Among those appointments was a commission naming William Marbury of Washington as a justice of the peace. The commissions were turned over to John Marshall, who was still acting as Secretary of State, but they were not delivered. When Marbury was not allowed to assume his new duties, he went to court to obtain an order, called a write of mandamus, directing the new Secretary of State, James Madison, to deliver the commission to him. Marbury, however, did not go to a lower court, but directly to the Supreme Court, pointing out that Section 13 of the Judiciary Act of 1789 had authorized the Court to issue such writs.
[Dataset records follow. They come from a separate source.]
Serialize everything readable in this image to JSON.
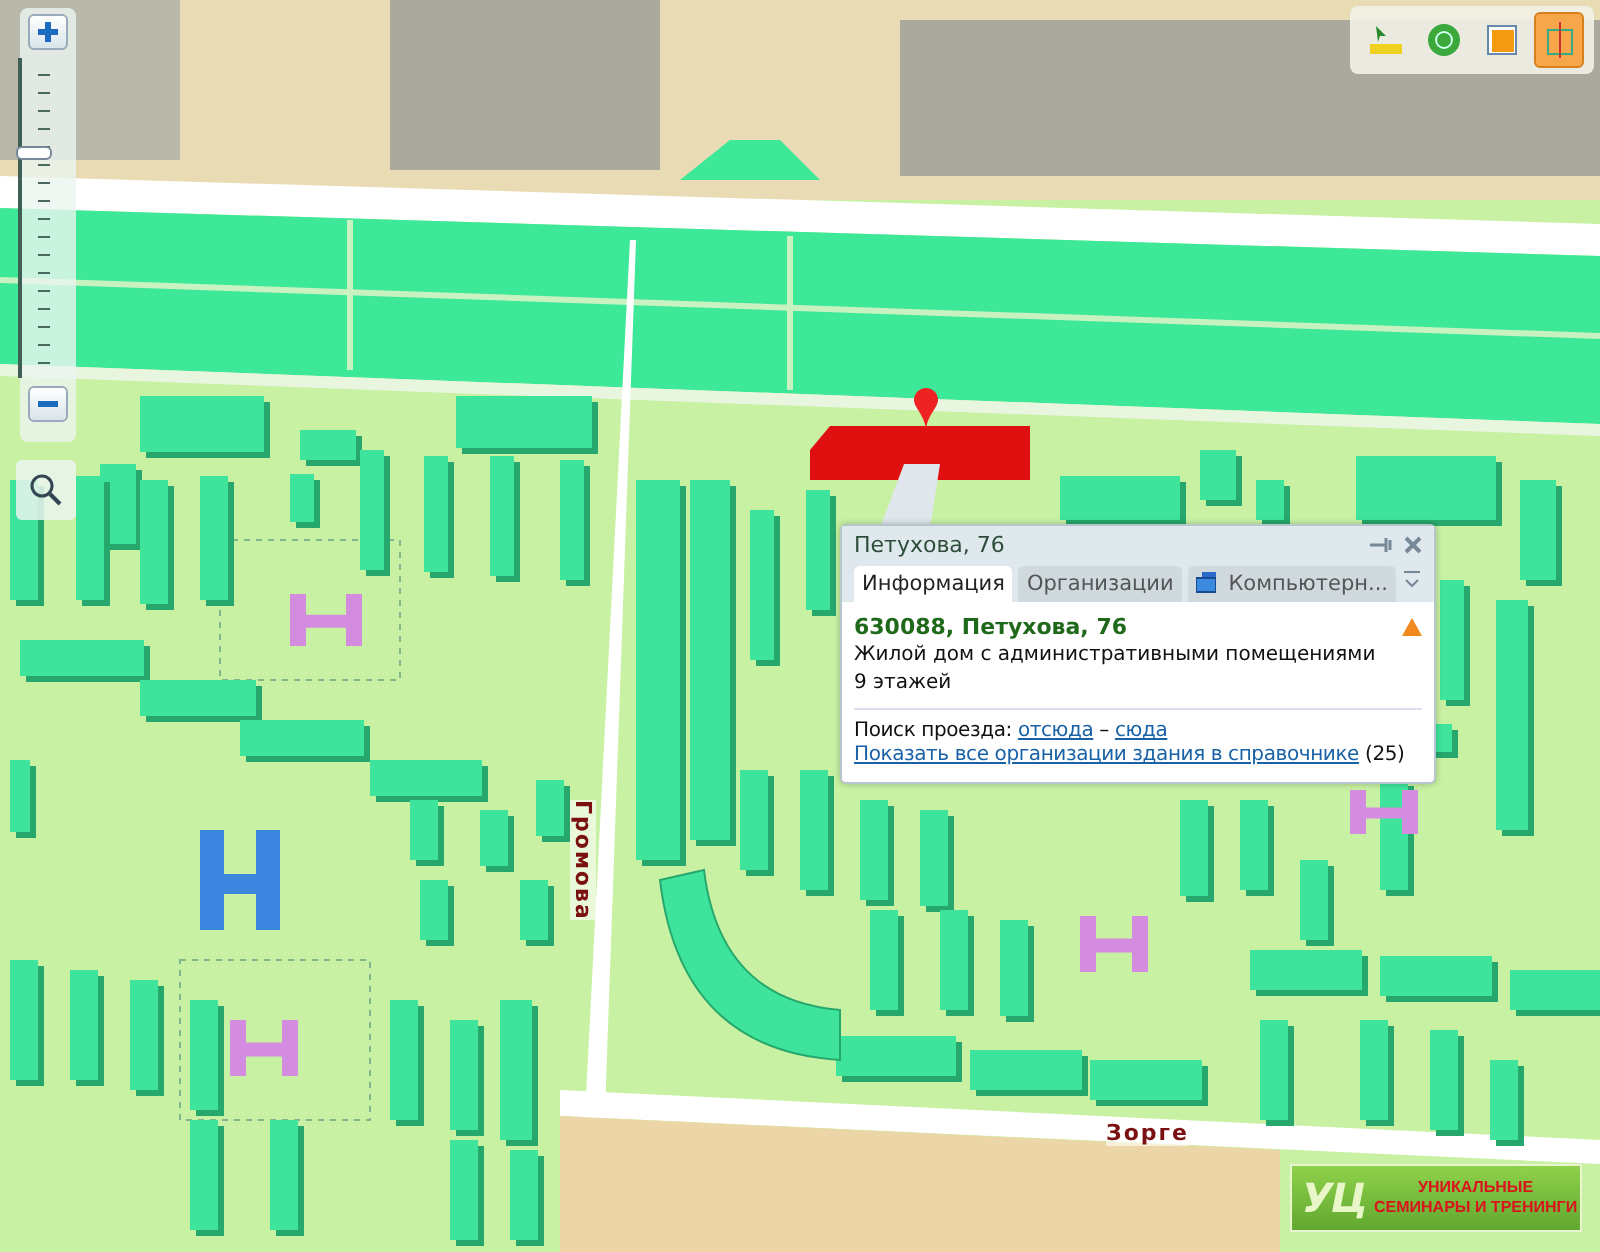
{
  "zoom_control": {
    "level": 0.7
  },
  "toolbar": {
    "buttons": [
      {
        "selected": false
      },
      {
        "selected": false
      },
      {
        "selected": false
      },
      {
        "selected": true
      }
    ]
  },
  "map": {
    "streets": [
      {
        "name": "Громова",
        "kind": "vertical"
      },
      {
        "name": "Зорге",
        "kind": "horizontal"
      }
    ]
  },
  "popup": {
    "title": "Петухова, 76",
    "tabs": [
      {
        "label": "Информация",
        "selected": true,
        "kind": "text"
      },
      {
        "label": "Организации",
        "selected": false,
        "kind": "text"
      },
      {
        "label": "Компьютерн...",
        "selected": false,
        "kind": "icon"
      }
    ],
    "address": "630088, Петухова, 76",
    "description": "Жилой дом с административными помещениями",
    "floors": "9 этажей",
    "route": {
      "label": "Поиск проезда:",
      "from": "отсюда",
      "separator": "–",
      "to": "сюда"
    },
    "directory_link": "Показать все организации здания в справочнике",
    "directory_count": "(25)"
  },
  "ad_banner": {
    "logo": "УЦ",
    "line_1": "УНИКАЛЬНЫЕ",
    "line_2": "СЕМИНАРЫ И ТРЕНИНГИ"
  }
}
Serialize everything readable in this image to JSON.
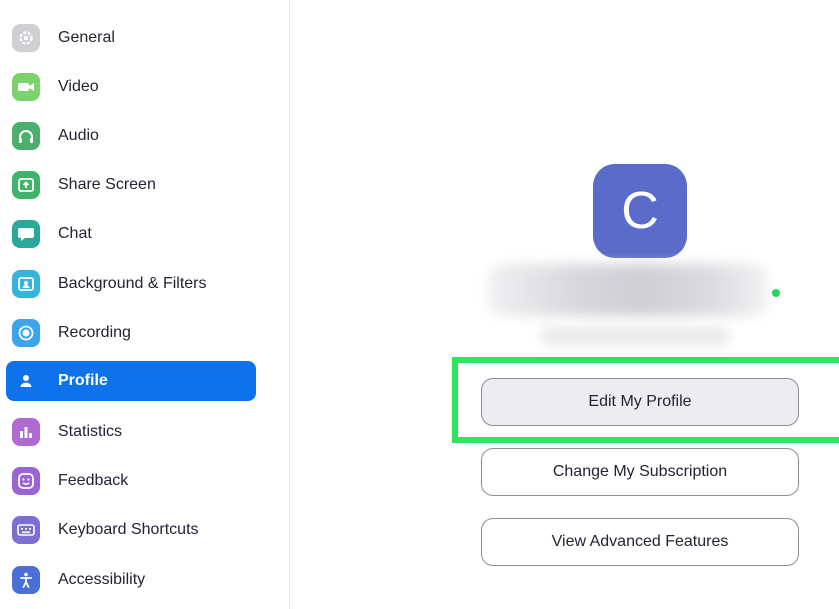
{
  "sidebar": {
    "items": [
      {
        "label": "General",
        "icon": "gear-icon",
        "color": "#d0d0d4",
        "active": false
      },
      {
        "label": "Video",
        "icon": "video-camera-icon",
        "color": "#7cd36b",
        "active": false
      },
      {
        "label": "Audio",
        "icon": "headphones-icon",
        "color": "#4caf6e",
        "active": false
      },
      {
        "label": "Share Screen",
        "icon": "share-screen-icon",
        "color": "#3fb36b",
        "active": false
      },
      {
        "label": "Chat",
        "icon": "chat-bubble-icon",
        "color": "#2aa89a",
        "active": false
      },
      {
        "label": "Background & Filters",
        "icon": "background-person-icon",
        "color": "#35b5d9",
        "active": false
      },
      {
        "label": "Recording",
        "icon": "record-icon",
        "color": "#3aa5e8",
        "active": false
      },
      {
        "label": "Profile",
        "icon": "person-icon",
        "color": "#0e72ed",
        "active": true
      },
      {
        "label": "Statistics",
        "icon": "bar-chart-icon",
        "color": "#b06ad4",
        "active": false
      },
      {
        "label": "Feedback",
        "icon": "smiley-icon",
        "color": "#9a63d6",
        "active": false
      },
      {
        "label": "Keyboard Shortcuts",
        "icon": "keyboard-icon",
        "color": "#7b6fd6",
        "active": false
      },
      {
        "label": "Accessibility",
        "icon": "accessibility-icon",
        "color": "#4a6fd6",
        "active": false
      }
    ]
  },
  "profile": {
    "avatar_initial": "C",
    "avatar_color": "#5b6bc9",
    "presence_color": "#23d959",
    "buttons": {
      "edit": "Edit My Profile",
      "subscription": "Change My Subscription",
      "advanced": "View Advanced Features"
    },
    "highlight_color": "#2ee65c"
  }
}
Writing the opinion for the Court in this case, Chief Justice Marshall found that Mr. Marbury was entitled to his commission as justice of the peace. In addition, a writ of mandamus from the Court would allow him to enforce his right to receive it. Marshall then concluded, however, that the Judiciary Act of 1789 had unconstitutionally expanded the Supreme Court's original jurisdiction -- its authorization to hear cases that had not been heard by a lower court. In other words, Marshall interpreted the Judiciary Act to say that anyone who wanted a writ of mandamus could go straight to the Supreme Court. Under this interpretation, Marshall said, the Act violated the Constitution because the Constitution outlined the limited areas in which the Court could exercise original jurisdiction and issuing such a writ was not one of them. Thus, the Court held that Section 13 of the Judiciary Act of 1789 was null and void because no federal law or act could supersede the Constitution.
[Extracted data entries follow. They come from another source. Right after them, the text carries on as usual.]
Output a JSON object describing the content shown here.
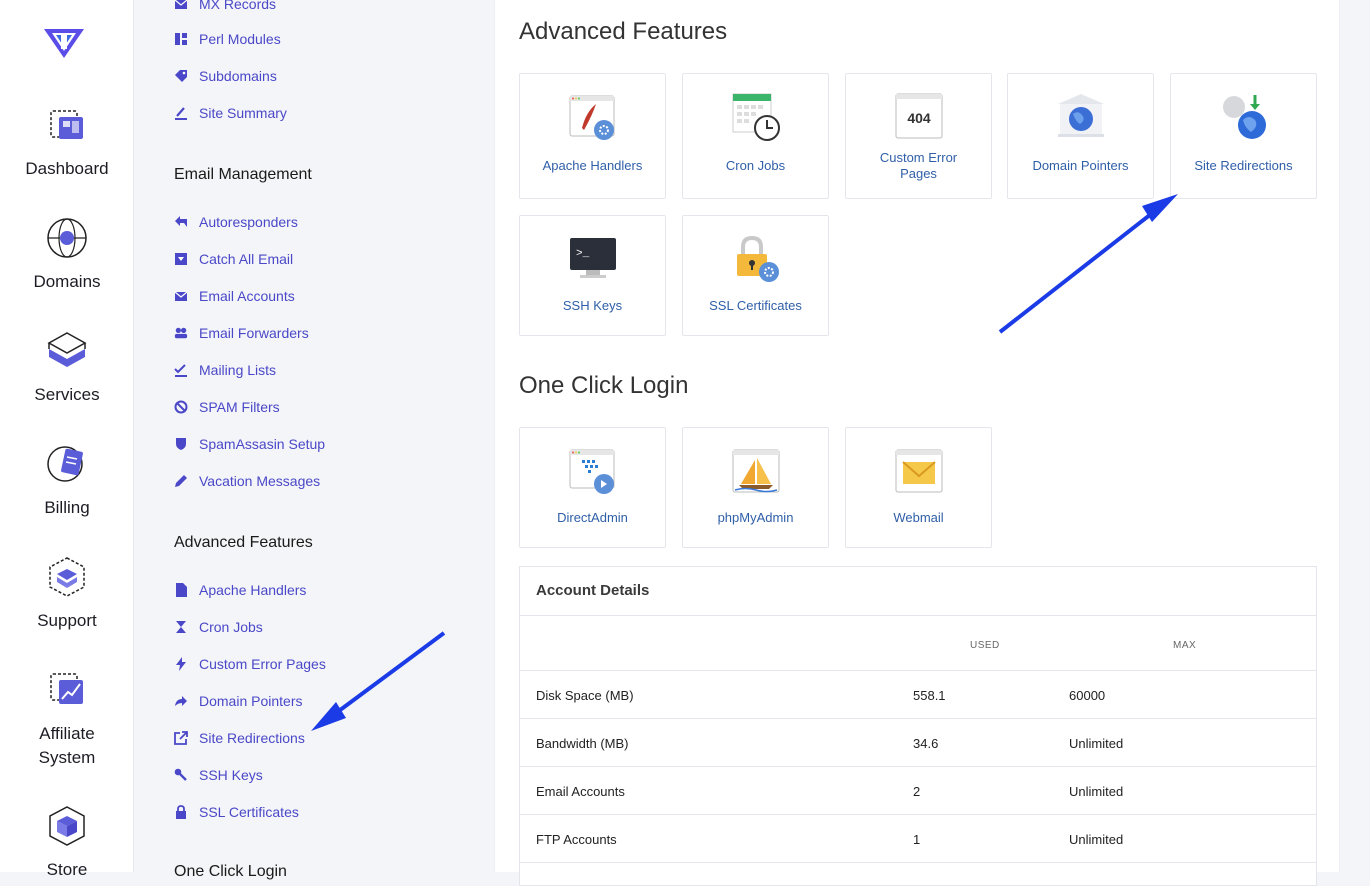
{
  "rail": {
    "items": [
      {
        "label": "Dashboard"
      },
      {
        "label": "Domains"
      },
      {
        "label": "Services"
      },
      {
        "label": "Billing"
      },
      {
        "label": "Support"
      },
      {
        "label_line1": "Affiliate",
        "label_line2": "System"
      },
      {
        "label": "Store"
      }
    ]
  },
  "menu": {
    "top_items": [
      {
        "label": "MX Records",
        "icon": "mail-icon"
      },
      {
        "label": "Perl Modules",
        "icon": "grid-icon"
      },
      {
        "label": "Subdomains",
        "icon": "tag-icon"
      },
      {
        "label": "Site Summary",
        "icon": "chart-icon"
      }
    ],
    "email_heading": "Email Management",
    "email_items": [
      {
        "label": "Autoresponders",
        "icon": "reply-icon"
      },
      {
        "label": "Catch All Email",
        "icon": "inbox-icon"
      },
      {
        "label": "Email Accounts",
        "icon": "envelope-icon"
      },
      {
        "label": "Email Forwarders",
        "icon": "users-icon"
      },
      {
        "label": "Mailing Lists",
        "icon": "list-check-icon"
      },
      {
        "label": "SPAM Filters",
        "icon": "ban-icon"
      },
      {
        "label": "SpamAssasin Setup",
        "icon": "shield-icon"
      },
      {
        "label": "Vacation Messages",
        "icon": "pencil-icon"
      }
    ],
    "advanced_heading": "Advanced Features",
    "advanced_items": [
      {
        "label": "Apache Handlers",
        "icon": "file-icon"
      },
      {
        "label": "Cron Jobs",
        "icon": "hourglass-icon"
      },
      {
        "label": "Custom Error Pages",
        "icon": "bolt-icon"
      },
      {
        "label": "Domain Pointers",
        "icon": "share-arrow-icon"
      },
      {
        "label": "Site Redirections",
        "icon": "external-link-icon"
      },
      {
        "label": "SSH Keys",
        "icon": "key-icon"
      },
      {
        "label": "SSL Certificates",
        "icon": "lock-icon"
      }
    ],
    "oneclick_heading": "One Click Login"
  },
  "main": {
    "advanced_title": "Advanced Features",
    "advanced_cards": [
      {
        "label": "Apache Handlers"
      },
      {
        "label": "Cron Jobs"
      },
      {
        "label_line1": "Custom Error",
        "label_line2": "Pages",
        "badge": "404"
      },
      {
        "label": "Domain Pointers"
      },
      {
        "label": "Site Redirections"
      },
      {
        "label": "SSH Keys",
        "prompt": ">_"
      },
      {
        "label": "SSL Certificates"
      }
    ],
    "oneclick_title": "One Click Login",
    "oneclick_cards": [
      {
        "label": "DirectAdmin"
      },
      {
        "label": "phpMyAdmin"
      },
      {
        "label": "Webmail"
      }
    ],
    "account": {
      "title": "Account Details",
      "col_used": "USED",
      "col_max": "MAX",
      "rows": [
        {
          "name": "Disk Space (MB)",
          "used": "558.1",
          "max": "60000"
        },
        {
          "name": "Bandwidth (MB)",
          "used": "34.6",
          "max": "Unlimited"
        },
        {
          "name": "Email Accounts",
          "used": "2",
          "max": "Unlimited"
        },
        {
          "name": "FTP Accounts",
          "used": "1",
          "max": "Unlimited"
        }
      ]
    }
  },
  "colors": {
    "accent": "#4a48c8",
    "card_link": "#2f5fa8",
    "arrow": "#1a3be6"
  }
}
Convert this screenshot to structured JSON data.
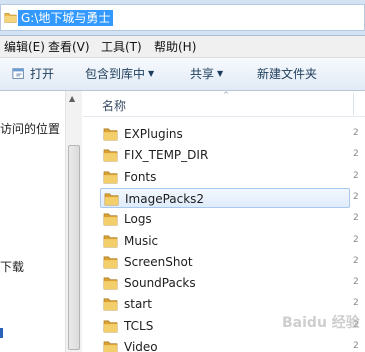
{
  "address_bar": {
    "path": "G:\\地下城与勇士"
  },
  "menu": {
    "items": [
      {
        "label": "编辑(E)"
      },
      {
        "label": "查看(V)"
      },
      {
        "label": "工具(T)"
      },
      {
        "label": "帮助(H)"
      }
    ]
  },
  "toolbar": {
    "open_label": "打开",
    "include_label": "包含到库中",
    "share_label": "共享",
    "new_folder_label": "新建文件夹",
    "dropdown_arrow": "▼"
  },
  "nav_pane": {
    "recent_places": "访问的位置",
    "downloads": "下载"
  },
  "file_list": {
    "name_header": "名称",
    "sort_indicator": "^",
    "selected_index": 3,
    "items": [
      {
        "name": "EXPlugins"
      },
      {
        "name": "FIX_TEMP_DIR"
      },
      {
        "name": "Fonts"
      },
      {
        "name": "ImagePacks2"
      },
      {
        "name": "Logs"
      },
      {
        "name": "Music"
      },
      {
        "name": "ScreenShot"
      },
      {
        "name": "SoundPacks"
      },
      {
        "name": "start"
      },
      {
        "name": "TCLS"
      },
      {
        "name": "Video"
      }
    ]
  },
  "watermark": {
    "text": "Baidu 经验"
  },
  "colors": {
    "folder": "#e8b94a",
    "selection_highlight": "#3399ff",
    "address_bg": "#d4e3f4"
  }
}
This opinion has been scrutinized over the years because the Court did not necessarily have to declare an act of Congress unconstitutional to resolve the case. In fact, it appears that all of the authors of the 1789 Act (including many delegates to the constitutional convention) had meant to say that in a case properly before the Supreme Court, the Court could issue a writ of mandamus. Marshall, however, used his alternative interpretation to assert the Court's authority to strike down laws that contravened the Constitution. Thus, he said, "It is emphatically the province and duty of the judicial department to say what the law is." He therefore made clear that it was precisely the role of the Supreme Court to decide whether a federal law at issue in a case was in conflict with the Constitution and, if so, to declare it void. This power of the Court has been known ever since as "judicial review."
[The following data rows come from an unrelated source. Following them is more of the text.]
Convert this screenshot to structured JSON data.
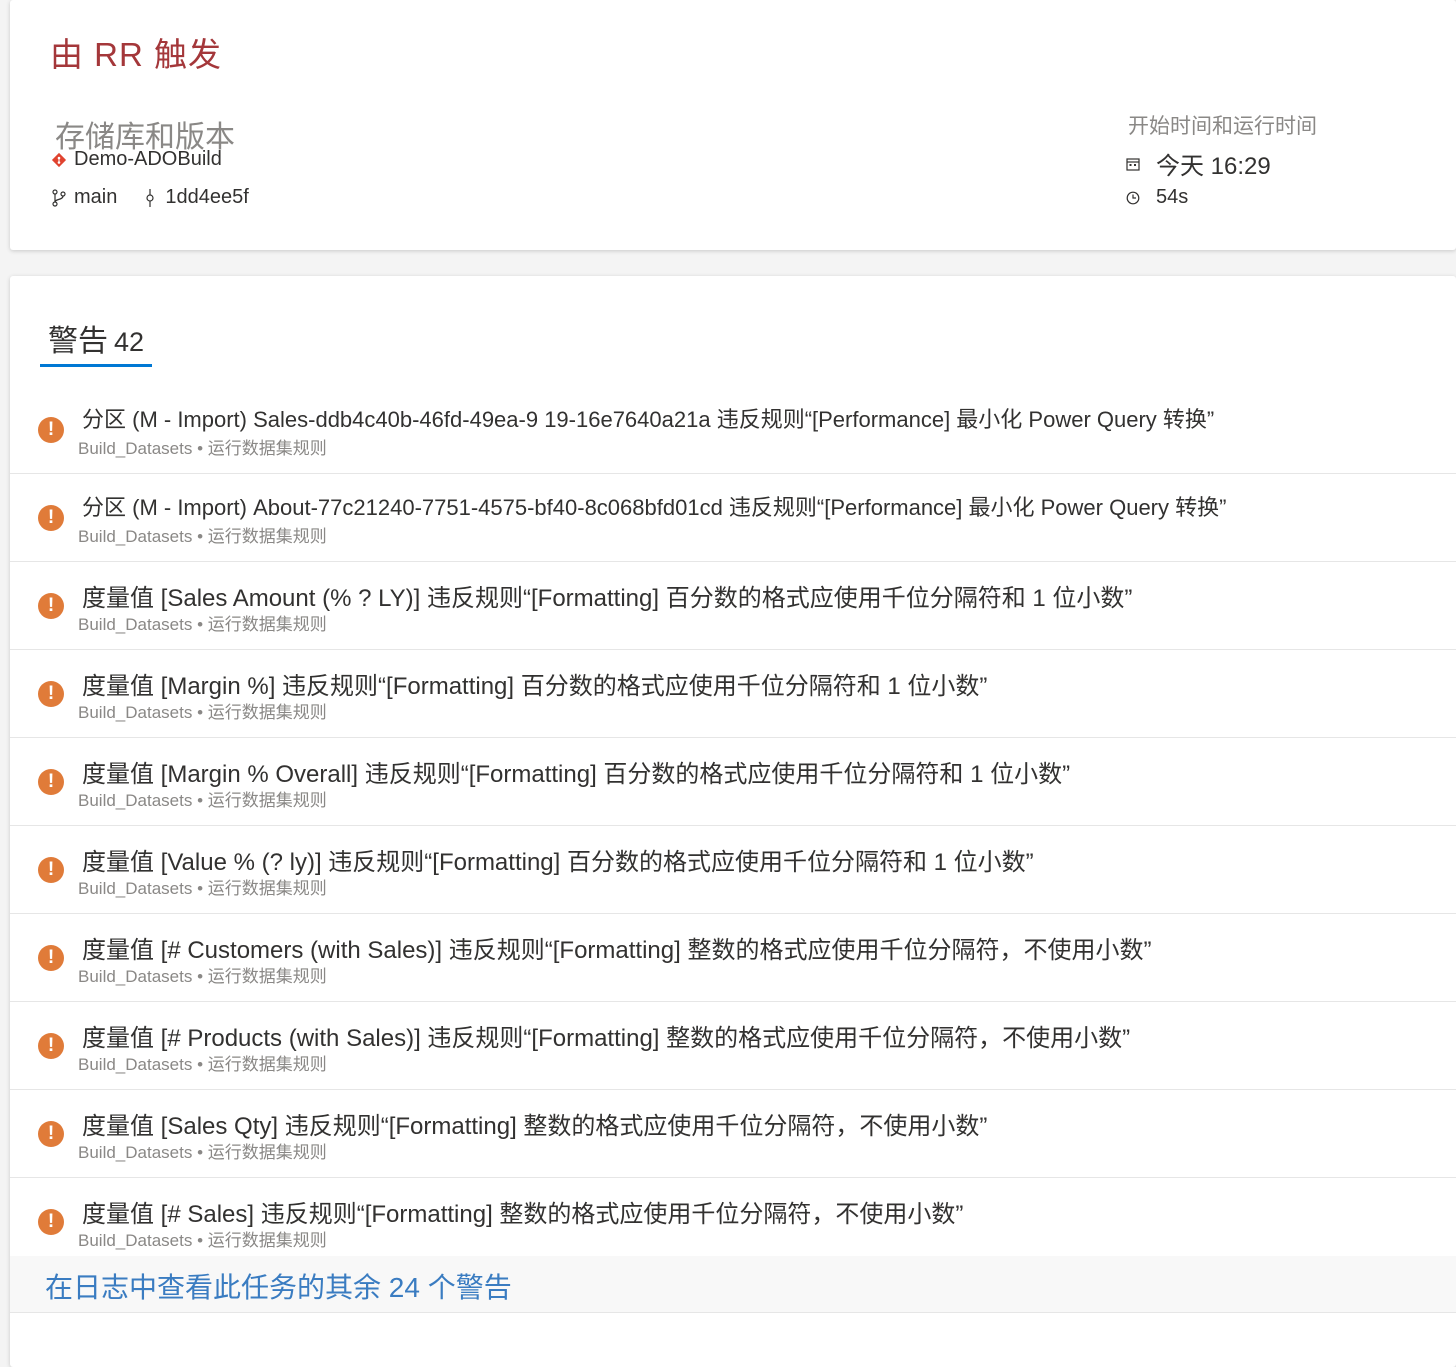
{
  "summary": {
    "trigger_title": "由 RR 触发",
    "repo_section_label": "存储库和版本",
    "repo_name": "Demo-ADOBuild",
    "branch": "main",
    "commit": "1dd4ee5f",
    "time_section_label": "开始时间和运行时间",
    "start_time": "今天 16:29",
    "duration": "54s",
    "icons": {
      "repo": "git-repo-icon",
      "branch": "branch-icon",
      "commit": "commit-icon",
      "calendar": "calendar-icon",
      "clock": "clock-icon"
    },
    "colors": {
      "trigger": "#a4373a",
      "repo_icon": "#e0432f"
    }
  },
  "warnings": {
    "tab_label": "警告",
    "tab_count": "42",
    "items": [
      {
        "text": "分区 (M - Import) Sales-ddb4c40b-46fd-49ea-9 19-16e7640a21a 违反规则“[Performance] 最小化 Power Query 转换”",
        "meta": "Build_Datasets • 运行数据集规则"
      },
      {
        "text": "分区 (M - Import) About-77c21240-7751-4575-bf40-8c068bfd01cd 违反规则“[Performance] 最小化 Power Query 转换”",
        "meta": "Build_Datasets • 运行数据集规则"
      },
      {
        "text": "度量值 [Sales Amount (% ? LY)] 违反规则“[Formatting] 百分数的格式应使用千位分隔符和 1 位小数”",
        "meta": "Build_Datasets • 运行数据集规则"
      },
      {
        "text": "度量值 [Margin %] 违反规则“[Formatting] 百分数的格式应使用千位分隔符和 1 位小数”",
        "meta": "Build_Datasets • 运行数据集规则"
      },
      {
        "text": "度量值 [Margin % Overall] 违反规则“[Formatting] 百分数的格式应使用千位分隔符和 1 位小数”",
        "meta": "Build_Datasets • 运行数据集规则"
      },
      {
        "text": "度量值 [Value % (? ly)] 违反规则“[Formatting] 百分数的格式应使用千位分隔符和 1 位小数”",
        "meta": "Build_Datasets • 运行数据集规则"
      },
      {
        "text": "度量值 [# Customers (with Sales)] 违反规则“[Formatting] 整数的格式应使用千位分隔符，不使用小数”",
        "meta": "Build_Datasets • 运行数据集规则"
      },
      {
        "text": "度量值 [# Products (with Sales)] 违反规则“[Formatting] 整数的格式应使用千位分隔符，不使用小数”",
        "meta": "Build_Datasets • 运行数据集规则"
      },
      {
        "text": "度量值 [Sales Qty] 违反规则“[Formatting] 整数的格式应使用千位分隔符，不使用小数”",
        "meta": "Build_Datasets • 运行数据集规则"
      },
      {
        "text": "度量值 [# Sales] 违反规则“[Formatting] 整数的格式应使用千位分隔符，不使用小数”",
        "meta": "Build_Datasets • 运行数据集规则"
      }
    ],
    "warning_icon_color": "#e07b39",
    "more_link": "在日志中查看此任务的其余 24 个警告"
  }
}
The Marbury decision also demonstrates Marshall's desire to avoid direct confrontations with the other branches of government, but to maintain a balance of power among them. In declaring that Congress could not expand the Court's original jurisdiction beyond that provided in the Constitution, Marshall was limiting the authority of the Court. Marshall avoided having to order the executive branch to deliver Marbury's commission, but established the power of the Court to exercise judicial review.